Yes, but also no. Prediction implies somewhat steady flow. That is of course the ideal! If you know roughly how much is going to be needed when you can just run things to schedule and you don't need any signals at all!
The problematic case is when variation is too big for that. That's when (from my memory -- was a while since I read the books) Goldratt leans on global ingress control instead of local signaling.
But I do realise I may be misremembering. I should probably re-read some time soon.
I read it more recently than you and your memory matches mine.

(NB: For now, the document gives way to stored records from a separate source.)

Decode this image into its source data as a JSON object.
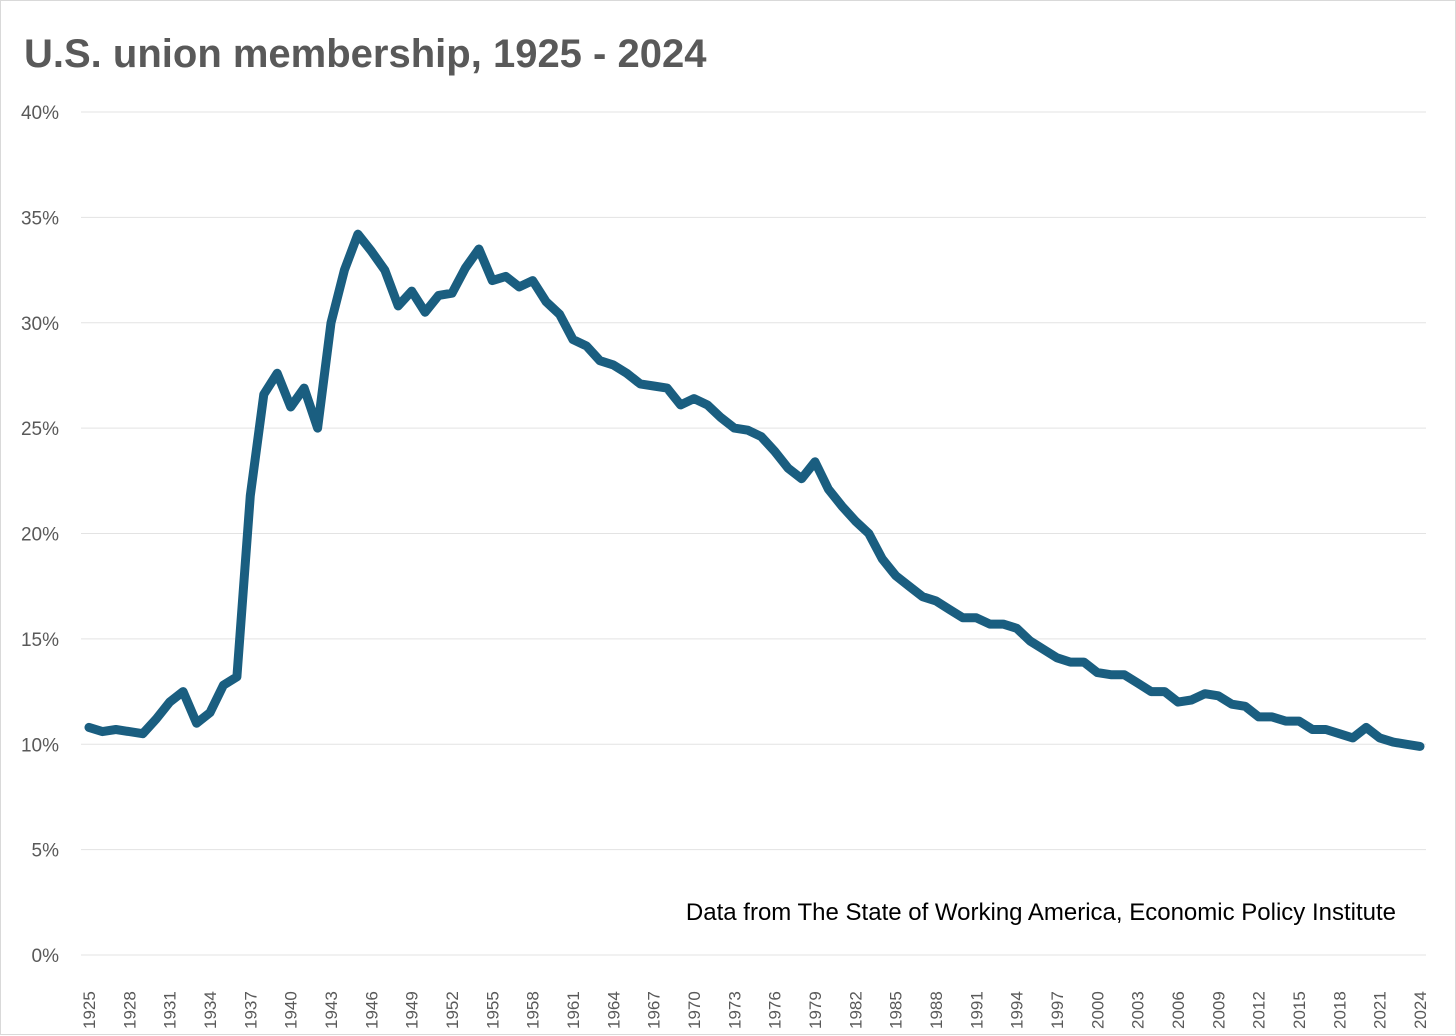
{
  "chart_data": {
    "type": "line",
    "title": "U.S. union membership, 1925 - 2024",
    "xlabel": "",
    "ylabel": "",
    "ylim": [
      0,
      40
    ],
    "ytick_step": 5,
    "ytick_suffix": "%",
    "grid": true,
    "legend": "none",
    "annotation": "Data from The State of Working America, Economic Policy Institute",
    "xtick_labels": [
      "1925",
      "1928",
      "1931",
      "1934",
      "1937",
      "1940",
      "1943",
      "1946",
      "1949",
      "1952",
      "1955",
      "1958",
      "1961",
      "1964",
      "1967",
      "1970",
      "1973",
      "1976",
      "1979",
      "1982",
      "1985",
      "1988",
      "1991",
      "1994",
      "1997",
      "2000",
      "2003",
      "2006",
      "2009",
      "2012",
      "2015",
      "2018",
      "2021",
      "2024"
    ],
    "x_start": 1925,
    "x_end": 2024,
    "colors": {
      "line": "#1a5e80",
      "grid": "#e3e3e3",
      "text": "#595959"
    },
    "series": [
      {
        "name": "Union membership",
        "x": [
          1925,
          1926,
          1927,
          1928,
          1929,
          1930,
          1931,
          1932,
          1933,
          1934,
          1935,
          1936,
          1937,
          1938,
          1939,
          1940,
          1941,
          1942,
          1943,
          1944,
          1945,
          1946,
          1947,
          1948,
          1949,
          1950,
          1951,
          1952,
          1953,
          1954,
          1955,
          1956,
          1957,
          1958,
          1959,
          1960,
          1961,
          1962,
          1963,
          1964,
          1965,
          1966,
          1967,
          1968,
          1969,
          1970,
          1971,
          1972,
          1973,
          1974,
          1975,
          1976,
          1977,
          1978,
          1979,
          1980,
          1981,
          1982,
          1983,
          1984,
          1985,
          1986,
          1987,
          1988,
          1989,
          1990,
          1991,
          1992,
          1993,
          1994,
          1995,
          1996,
          1997,
          1998,
          1999,
          2000,
          2001,
          2002,
          2003,
          2004,
          2005,
          2006,
          2007,
          2008,
          2009,
          2010,
          2011,
          2012,
          2013,
          2014,
          2015,
          2016,
          2017,
          2018,
          2019,
          2020,
          2021,
          2022,
          2023,
          2024
        ],
        "values": [
          10.8,
          10.6,
          10.7,
          10.6,
          10.5,
          11.2,
          12.0,
          12.5,
          11.0,
          11.5,
          12.8,
          13.2,
          21.8,
          26.6,
          27.6,
          26.0,
          26.9,
          25.0,
          30.0,
          32.5,
          34.2,
          33.4,
          32.5,
          30.8,
          31.5,
          30.5,
          31.3,
          31.4,
          32.6,
          33.5,
          32.0,
          32.2,
          31.7,
          32.0,
          31.0,
          30.4,
          29.2,
          28.9,
          28.2,
          28.0,
          27.6,
          27.1,
          27.0,
          26.9,
          26.1,
          26.4,
          26.1,
          25.5,
          25.0,
          24.9,
          24.6,
          23.9,
          23.1,
          22.6,
          23.4,
          22.1,
          21.3,
          20.6,
          20.0,
          18.8,
          18.0,
          17.5,
          17.0,
          16.8,
          16.4,
          16.0,
          16.0,
          15.7,
          15.7,
          15.5,
          14.9,
          14.5,
          14.1,
          13.9,
          13.9,
          13.4,
          13.3,
          13.3,
          12.9,
          12.5,
          12.5,
          12.0,
          12.1,
          12.4,
          12.3,
          11.9,
          11.8,
          11.3,
          11.3,
          11.1,
          11.1,
          10.7,
          10.7,
          10.5,
          10.3,
          10.8,
          10.3,
          10.1,
          10.0,
          9.9
        ]
      }
    ]
  }
}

I was always surprised The Goal taught a push-based method rather than a pull-based one.
What I learned from "The Goal" is that any business/system will always have a single bottleneck that dictates the max throughput of the whole business/system.

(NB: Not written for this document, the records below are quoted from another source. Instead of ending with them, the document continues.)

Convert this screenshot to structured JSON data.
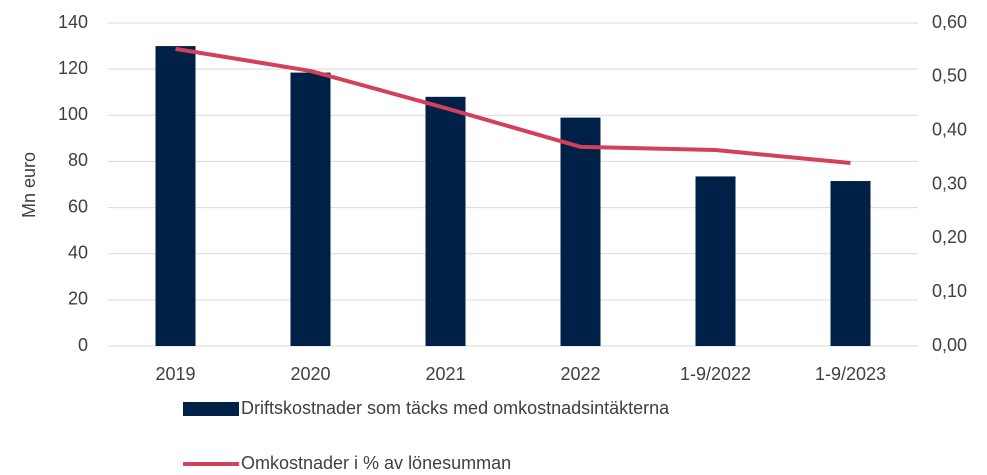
{
  "chart_data": {
    "type": "bar-line",
    "y_label": "Mn euro",
    "categories": [
      "2019",
      "2020",
      "2021",
      "2022",
      "1-9/2022",
      "1-9/2023"
    ],
    "series": [
      {
        "name": "Driftskostnader som täcks med omkostnadsintäkterna",
        "type": "bar",
        "color": "#002147",
        "values": [
          130,
          118.5,
          108,
          99,
          73.5,
          71.5
        ]
      },
      {
        "name": "Omkostnader i % av lönesumman",
        "type": "line",
        "axis": "y2",
        "color": "#d2405a",
        "values": [
          0.552,
          0.511,
          0.442,
          0.37,
          0.364,
          0.34
        ]
      }
    ],
    "ylim": [
      0,
      140
    ],
    "yticks": [
      0,
      20,
      40,
      60,
      80,
      100,
      120,
      140
    ],
    "y2lim": [
      0,
      0.6
    ],
    "y2ticks": [
      {
        "value": 0,
        "label": "0,00"
      },
      {
        "value": 0.1,
        "label": "0,10"
      },
      {
        "value": 0.2,
        "label": "0,20"
      },
      {
        "value": 0.3,
        "label": "0,30"
      },
      {
        "value": 0.4,
        "label": "0,40"
      },
      {
        "value": 0.5,
        "label": "0,50"
      },
      {
        "value": 0.6,
        "label": "0,60"
      }
    ],
    "grid": true,
    "legend": "bottom"
  }
}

So as a manager it is your #1 objective to find that bottleneck and remove it. And the moment you remove it, the max throughput of the whole business/system improves until some other bottleneck is now limiting throughput. So you repeat finding and fixing that bottleneck etc.
There are of course different ways to fix the bottleneck. Kanban is a famous example of one. However even with Kanban the business will still have a bottleneck that limits throughput.
Got you. It seems like I'm the one misremembering. I thought they'd gotten more sophisticated than that by the end. I guess the story makes the ideas seem more powerful than they'd appear when laid out in a straight-forward way against competing processes.
The problematic case is when variation is too big for that. That's when (from my memory -- was a while since I read the books) Goldratt leans on global ingress control instead of local signaling.
But I do realise I may be misremembering. I should probably re-read some time soon.